# kohler k241 flywheel



## neverending (Aug 17, 2009)

Trying to get the flywheel off of the motor however it hasn't moved. I"ve broken a puller already trying to get it off. Tried applying heat nothing's worked so far.


----------



## Al Bunzel (Apr 20, 2009)

Hi,

have you tried WD40 on the crank shaft end and flywheel and letting it soak in for a while?

Kind Regards
Al Bunzel


----------



## dj722000 (Oct 29, 2008)

Wow, those can be boogers to get off. Heres what I have done in the past. Made a piece of steel about 3/8" thick that has the 2 holes across to fit in the 2 holes on the flywheel.

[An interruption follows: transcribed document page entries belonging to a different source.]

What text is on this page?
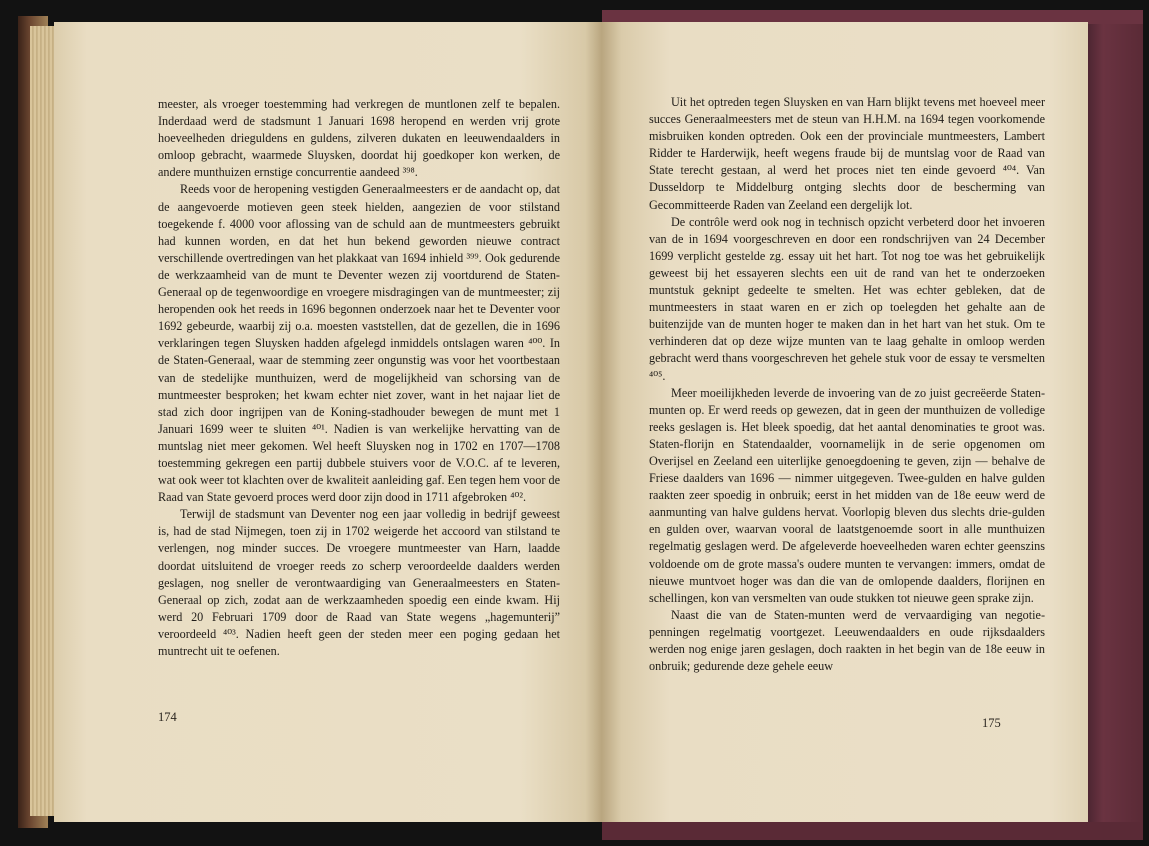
meester, als vroeger toestemming had verkregen de muntlonen zelf te bepalen. Inderdaad werd de stadsmunt 1 Januari 1698 heropend en werden vrij grote hoeveelheden drieguldens en guldens, zilveren dukaten en leeuwendaalders in omloop gebracht, waarmede Sluysken, doordat hij goedkoper kon werken, de andere munthuizen ernstige concurrentie aandeed ³⁹⁸.

Reeds voor de heropening vestigden Generaalmeesters er de aandacht op, dat de aangevoerde motieven geen steek hielden, aangezien de voor stilstand toegekende f. 4000 voor aflossing van de schuld aan de muntmeesters gebruikt had kunnen worden, en dat het hun bekend geworden nieuwe contract verschillende overtredingen van het plakkaat van 1694 inhield ³⁹⁹. Ook gedurende de werkzaamheid van de munt te Deventer wezen zij voortdurend de Staten-Generaal op de tegenwoordige en vroegere misdragingen van de muntmeester; zij heropenden ook het reeds in 1696 begonnen onderzoek naar het te Deventer voor 1692 gebeurde, waarbij zij o.a. moesten vaststellen, dat de gezellen, die in 1696 verklaringen tegen Sluysken hadden afgelegd inmiddels ontslagen waren ⁴⁰⁰. In de Staten-Generaal, waar de stemming zeer ongunstig was voor het voortbestaan van de stedelijke munthuizen, werd de mogelijkheid van schorsing van de muntmeester besproken; het kwam echter niet zover, want in het najaar liet de stad zich door ingrijpen van de Koning-stadhouder bewegen de munt met 1 Januari 1699 weer te sluiten ⁴⁰¹. Nadien is van werkelijke hervatting van de muntslag niet meer gekomen. Wel heeft Sluysken nog in 1702 en 1707—1708 toestemming gekregen een partij dubbele stuivers voor de V.O.C. af te leveren, wat ook weer tot klachten over de kwaliteit aanleiding gaf. Een tegen hem voor de Raad van State gevoerd proces werd door zijn dood in 1711 afgebroken ⁴⁰².

Terwijl de stadsmunt van Deventer nog een jaar volledig in bedrijf geweest is, had de stad Nijmegen, toen zij in 1702 weigerde het accoord van stilstand te verlengen, nog minder succes. De vroegere muntmeester van Harn, laadde doordat uitsluitend de vroeger reeds zo scherp veroordeelde daalders werden geslagen, nog sneller de verontwaardiging van Generaalmeesters en Staten-Generaal op zich, zodat aan de werkzaamheden spoedig een einde kwam. Hij werd 20 Februari 1709 door de Raad van State wegens „hagemunterij” veroordeeld ⁴⁰³. Nadien heeft geen der steden meer een poging gedaan het muntrecht uit te oefenen.

174

Uit het optreden tegen Sluysken en van Harn blijkt tevens met hoeveel meer succes Generaalmeesters met de steun van H.H.M. na 1694 tegen voorkomende misbruiken konden optreden. Ook een der provinciale muntmeesters, Lambert Ridder te Harderwijk, heeft wegens fraude bij de muntslag voor de Raad van State terecht gestaan, al werd het proces niet ten einde gevoerd ⁴⁰⁴. Van Dusseldorp te Middelburg ontging slechts door de bescherming van Gecommitteerde Raden van Zeeland een dergelijk lot.

De contrôle werd ook nog in technisch opzicht verbeterd door het invoeren van de in 1694 voorgeschreven en door een rondschrijven van 24 December 1699 verplicht gestelde zg. essay uit het hart. Tot nog toe was het gebruikelijk geweest bij het essayeren slechts een uit de rand van het te onderzoeken muntstuk geknipt gedeelte te smelten. Het was echter gebleken, dat de muntmeesters in staat waren en er zich op toelegden het gehalte aan de buitenzijde van de munten hoger te maken dan in het hart van het stuk. Om te verhinderen dat op deze wijze munten van te laag gehalte in omloop werden gebracht werd thans voorgeschreven het gehele stuk voor de essay te versmelten ⁴⁰⁵.

Meer moeilijkheden leverde de invoering van de zo juist gecreëerde Staten-munten op. Er werd reeds op gewezen, dat in geen der munthuizen de volledige reeks geslagen is. Het bleek spoedig, dat het aantal denominaties te groot was. Staten-florijn en Statendaalder, voornamelijk in de serie opgenomen om Overijsel en Zeeland een uiterlijke genoegdoening te geven, zijn — behalve de Friese daalders van 1696 — nimmer uitgegeven. Twee-gulden en halve gulden raakten zeer spoedig in onbruik; eerst in het midden van de 18e eeuw werd de aanmunting van halve guldens hervat. Voorlopig bleven dus slechts drie-gulden en gulden over, waarvan vooral de laatstgenoemde soort in alle munthuizen regelmatig geslagen werd. De afgeleverde hoeveelheden waren echter geenszins voldoende om de grote massa's oudere munten te vervangen: immers, omdat de nieuwe muntvoet hoger was dan die van de omlopende daalders, florijnen en schellingen, kon van versmelten van oude stukken tot nieuwe geen sprake zijn.

Naast die van de Staten-munten werd de vervaardiging van negotie-penningen regelmatig voortgezet. Leeuwendaalders en oude rijksdaalders werden nog enige jaren geslagen, doch raakten in het begin van de 18e eeuw in onbruik; gedurende deze gehele eeuw

175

Center hole has to be threaded. (I know the k301 & k321 have holes straight across from each other) Be sure to use hardened bolts in all 3 holes. Take an impact on the center bolt and be ready to catch it, because it will fall on your feet in no time flat. I worked on one of those for two days trying to get it off with no avail. Then I did this with an impact and almost smashed my feet with the flywheel. You can however use a steering wheel puller in the center of flywheel with an impact if you have 3 corresponding holes to line up on the flywheel. What ever you do, do not use an outside puller on the outside of the flywheel, you can damage the cast iron flywheel. Not good when it runs up to 3600 rpm, you will eat cast iron.

Be sure on the center bolt of the puller, that it is bigger then the threaded hole on the crankshaft if there is a hole. Dont want to mess up the inner threads of crank. Some of these have nuts that go over the end of crank.


----------